Earlier this week, a group of leading cryptographers and security experts published a paper damning proposals for back doors in encryption.”The costs would be substantial, the damage to innovation severe, and the consequences to economic growth difficult to predict,” it says. Bruce Schneier, one of the paper’s authors, told me that even trying to implement back doors would “destroy the internet.”

Isis Tel Abyad, RaqqaREUTERS/Rodi SaidComey warns the proliferation of strong encryption will help ISIS.

Nonetheless, law enforcement isn’t backing down. After warning in an op-ed earlier this week that encryption risks helping ISIS, Comey has cast doubts on the claims of experts who have condemned his proposals.

Comey told the Intelligence Committee on Wednesday that “a whole lot of good people have said it’s too hard … maybe that’s so … But my reaction to that is: I’m not sure they have really tried.”

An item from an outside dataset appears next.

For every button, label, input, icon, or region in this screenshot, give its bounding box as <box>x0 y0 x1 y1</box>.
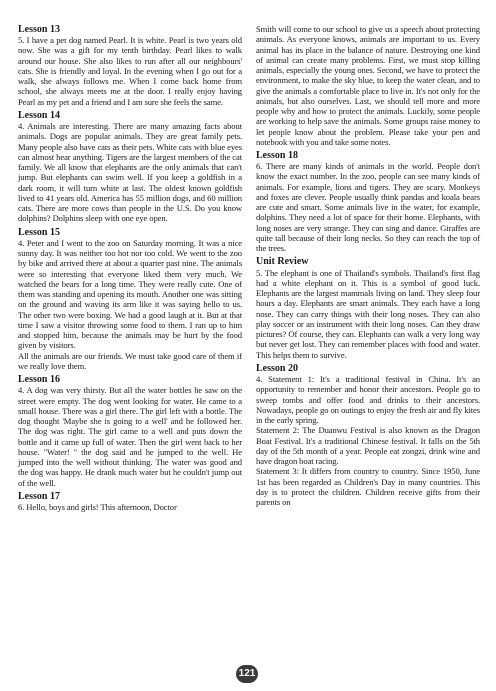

The Intercept reports he told one senator: “Maybe the scientists are right. Ennnh, I’m not willing to give up on that yet.” He also warned that encryption was aiding pedophiles and terrorists at the hearings, according to the AP.

Despite Comey’s defiance, it’s difficult to see how the FBI can possibly win this one. Encryption products are already widely used, and would be all but impossible to stamp out. Apple CEO Tim Cook has called attempts to undermine encryption “incredibly dangerous,” and pointed out it’s highly unlikely he — and numerous other big tech companies — would agree to stop using it. Additionally, even if they did, there’s nothing to stop Americans simply downloading the software from abroad. (And that’s to say nothing on the massive financial and technological costs trying to impose a ban would incur.)

In a blog post published on Wednesday, Human Rights Watch also criticised the FBI’s proposals as setting a dangerous precedent around the world. “If the FBI forces tech companies to weaken their security, then why wouldn’t every other government demand the same, including those that equate dissent with terrorism. How comfortable would we be if Russia, China, and Saudi Arabia had back door access to Apple and Google devices?” it asks.